Thursday, February 20, 2020

Upcoming Opera Online from Belgium (Especially Mozart!)

Here's my semi-annual blog post. I am putting it here mostly for me, because I really want to be sure to see these three Mozart/Daponte operas!

I just experienced the Tales of Hoffmann from La Monnaie as well. I was a bit disappointed in the concept with most numbers sung in front of a microphone (I get why they did it, but I found it annoying after the fifth or sixth time), and by Patricia Pettibon, who seemed very stressed. 

Love, like, or hate them, I am always glad to experience productions from La Monnaie. And, as I said, I am looking forward to these Mozarts (and Pique Dame and Rosenkavalier.) Their video streams usually are up for about six weeks, starting right after closing night. Some are available on other platforms. Hoffmann is on, and it's geoblocked in the United States; but you can access it with a VPN.

Here's the trailer for the upcoming Figaro.

Thanks to anyone who's still reading me. I will try to update my little blog a little more often!

Wednesday, July 31, 2019

Gratuitous Wednesday – Jakub Józef Orliński at the Eiffel Tower

...and because I need to get a post in before the end of July. This is exquisite, especially considering he is: (1) singing outdoors; (2) miked to death; (3) in a huge, open space; (4) with a giant symphony orchestra (why is there even a harpsichord there?); (5) to an audience who may not have heard of Vivaldi; (6) beneath the Eiffel Tower (I'm not distracted, you're distracted!) The man is charming to watch as well as to listen to. No breakdancing this time, but, oh, what singing!
Thanks to the YT poster who shared this.  

Wednesday, June 12, 2019

Operas Online (Arte Concert Edition) – Some Last Chance Opportunities

Arte Concert has some goodies for us online this summer; and some are going away very soon or sooner. Take some time to enjoy these while they last. In order of disappearance: 

08/20/2019 – Leoncavello: I Pagliacci
08/30/2019 – Gluck: Alceste (not available in U.S. but can be viewed using VPN)
10/26/2019 – Mercadante: Il Bravo
12/13/2020 – Mozart: Thamos

Friday, January 25, 2019

Thomas Hampson – Schubert Master Class in Heidelberg

Schubert master class in Heidelberg. Much good advice for singers. And Mr. Hampson also provides great guidance for the accompanist. I always find a few tidbits I can apply to my own music-making and/or life as well. Highly recommended! And there will be another one tomorrow morning. 

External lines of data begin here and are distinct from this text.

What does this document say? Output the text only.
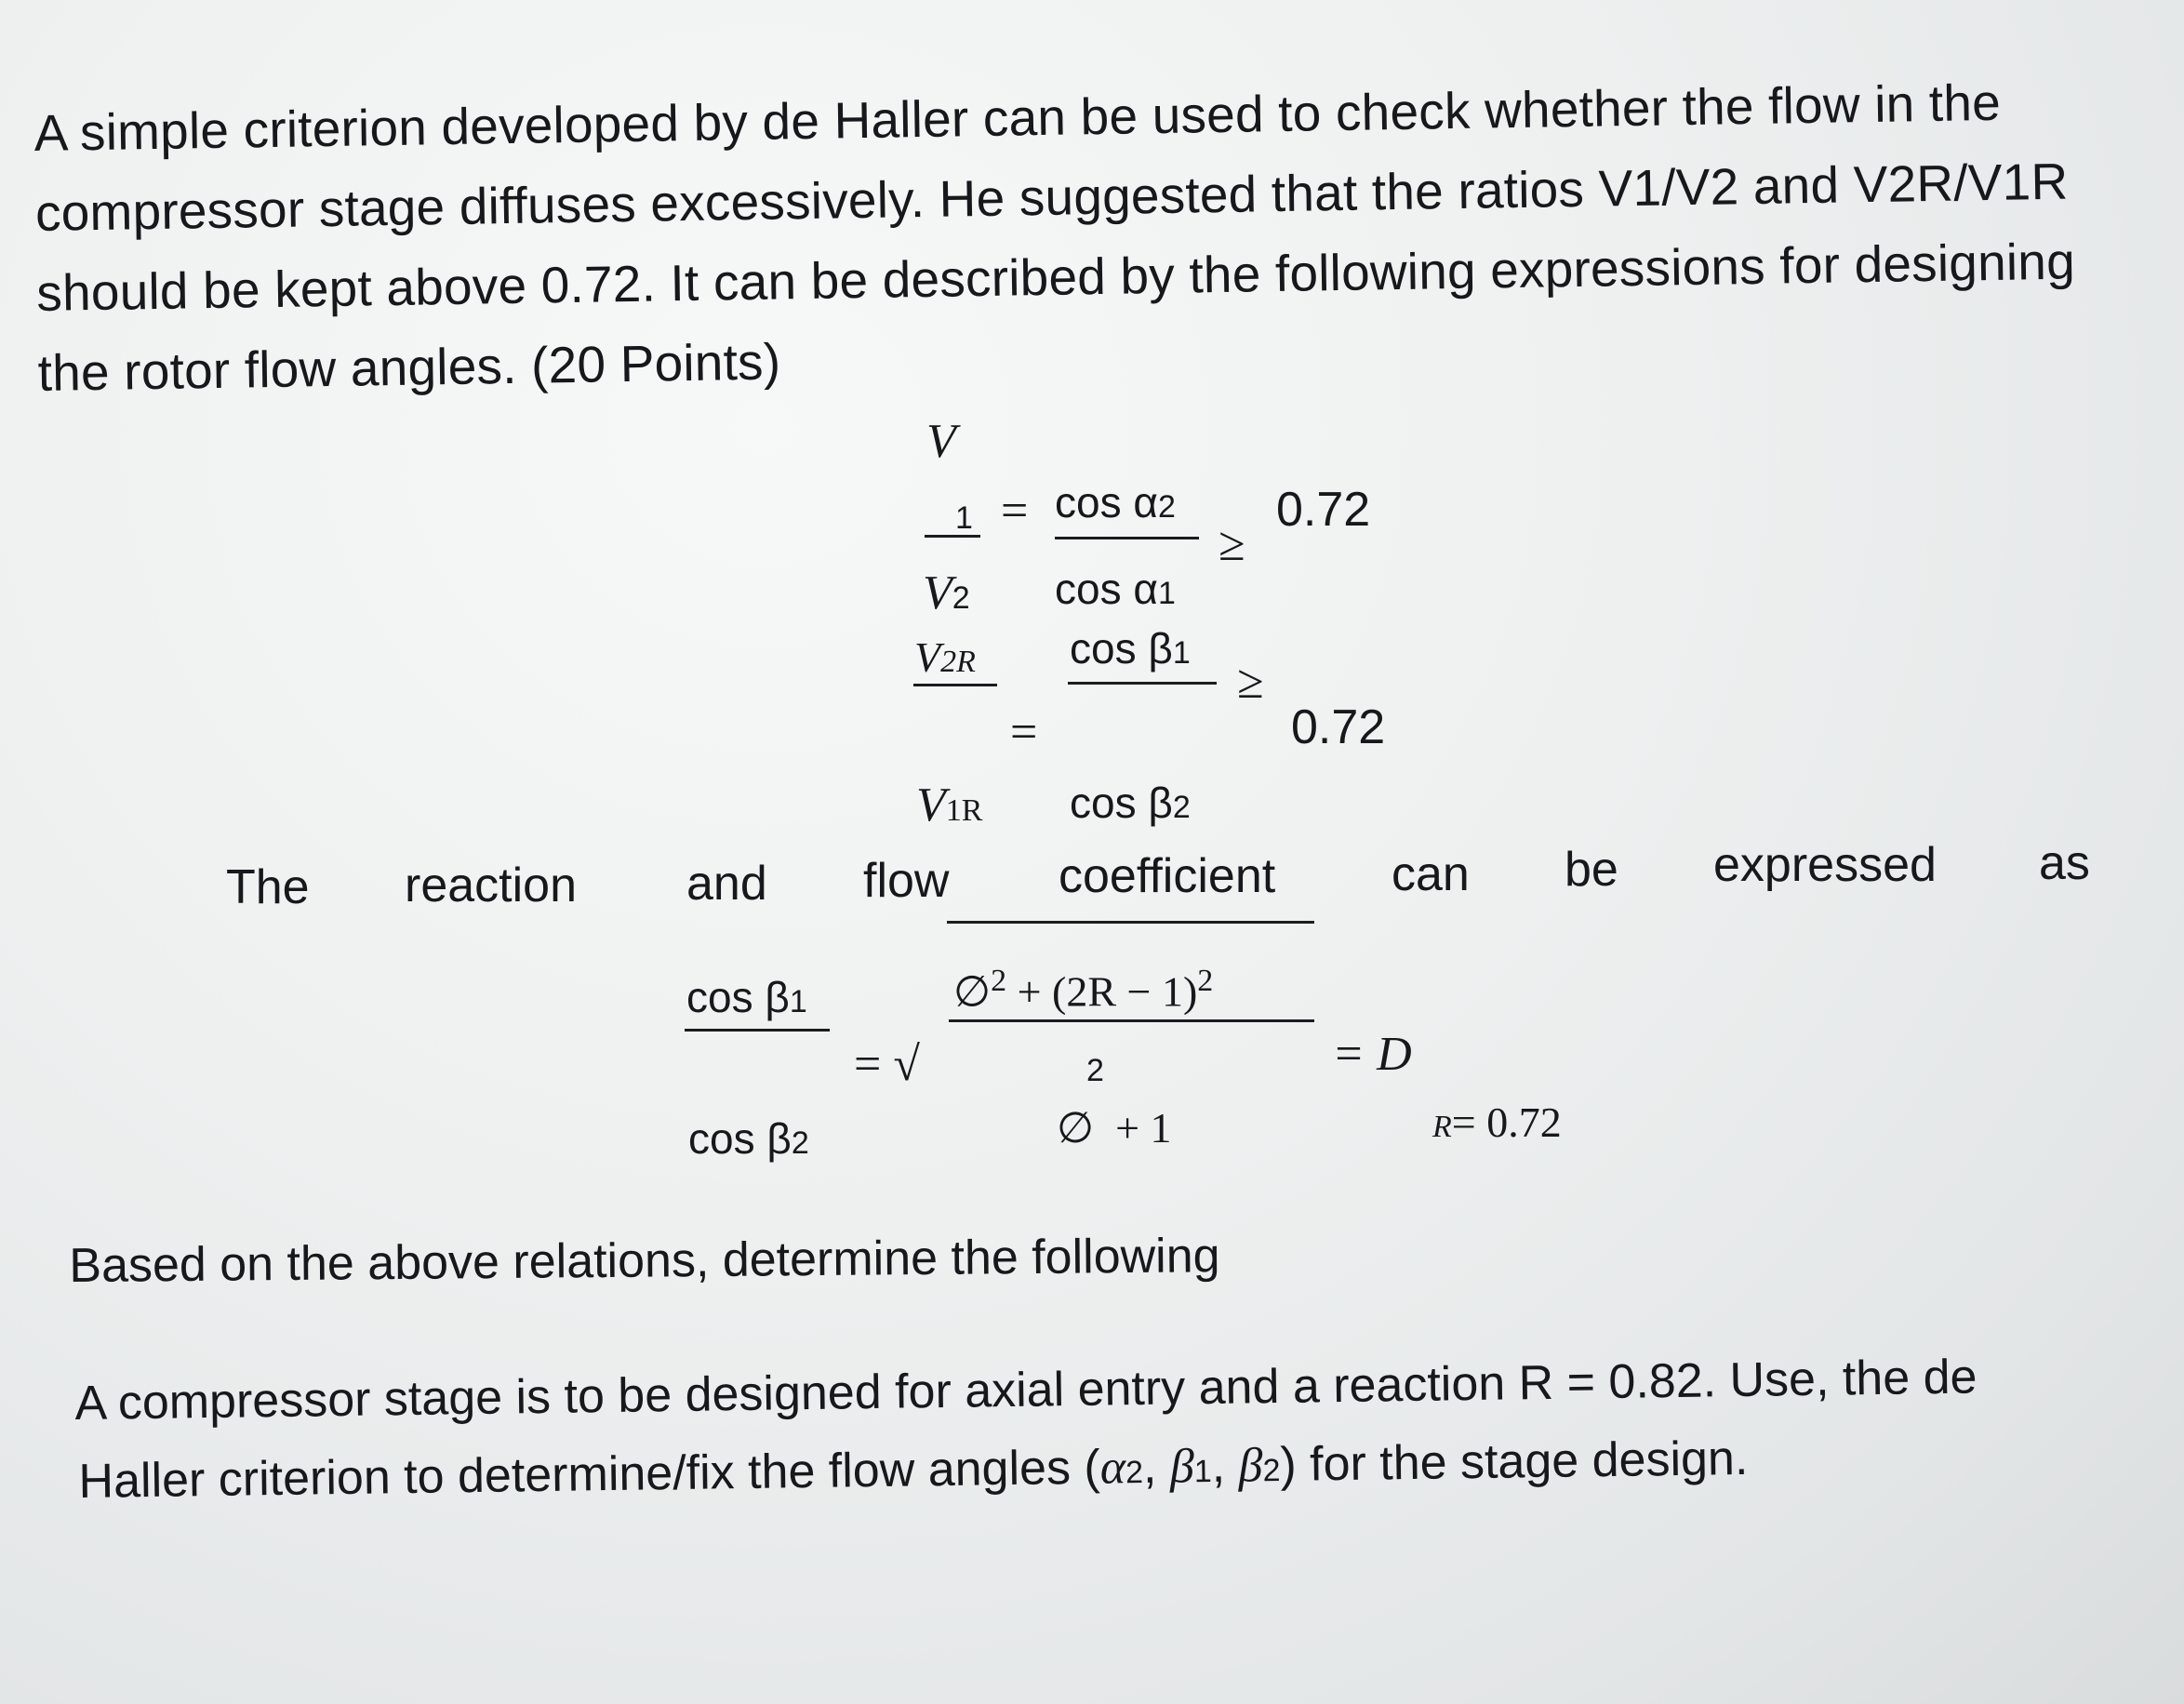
A simple criterion developed by de Haller can be used to check whether the flow in the compressor stage diffuses excessively. He suggested that the ratios V1/V2 and V2R/V1R should be kept above 0.72. It can be described by the following expressions for designing the rotor flow angles. (20 Points)
V
1 =
V2
cos α2
cos α1
≥
0.72
V2R
=
V1R
cos β1
cos β2
≥
0.72
The reaction and flow coefficient can be expressed as
cos β1
cos β2
= √
∅$^2$ + $(2R - 1)^2$
2
∅ + 1
= D
R= 0.72
Based on the above relations, determine the following
A compressor stage is to be designed for axial entry and a reaction R = 0.82. Use, the de
Haller criterion to determine/fix the flow angles (α2, β1, β2) for the stage design.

Check here for more information, too. 

Sunday, December 9, 2018

Aria Code – Redial and Review: Ah fors'è lui...Sempre libera

I finally listened to the first installment of  Aria Code, the new podcast coproduced by WQXR and the Met. Each podcast addresses just one aria, giving it in-depth thought and consideration. Based on this episode, they don't just consider the music or explain the plot; they delve into how the music reflects the character's thoughts and feelings in relation to the story.  

This episode is a refreshing glimpse into the mind of the singer and character as Diana Damrau narrates Violetta's big Act 1 finale. She discusses how the music reflects Violetta's thoughts and emotions. I felt like I was being let in on the musical process, as well as Ms. Damrau's thought process as an actor/singer.

Host Rhiannon Giddens, who studied opera at Oberlin before embarking on a folk music career, called on two additional commentators to reflect on the cultural setting of the opera and the mindset of a woman in Violetta's position: Cori Ellison is the company dramaturg for Santa Fe Opera; and Brooke Magnanti, a writer and former escort (yes, that kind of escort).

The discussion is insightful, thoughtful, and informative; and it’s not overly scholarly or "arch," as some of the official Met podcasts can be. It feels more like a personal analysis than “this is high art” musicology or someone simply describing the plot (which most of us already know, anyway.)

Maybe best of all, this episode concludes with a complete performance of  Ah fors'è lui...Sempre libera by Ms. Damrau. (Each podcast will feature a complete peformance of the aria under discussion.) The only quibble I have with the whole production is the "title" of the episode, which (maybe in my own snobbery) I think: (1) is inaccurate, because Violetta seems classy already; and (2) unnecessarily cheapens the podcast's image. But that is a very minor quibble.

So, I finally listened, and I am glad I did. And now I cannot wait for the next episode. Take a half hour (plus or minus) and check out this wonderful podcast!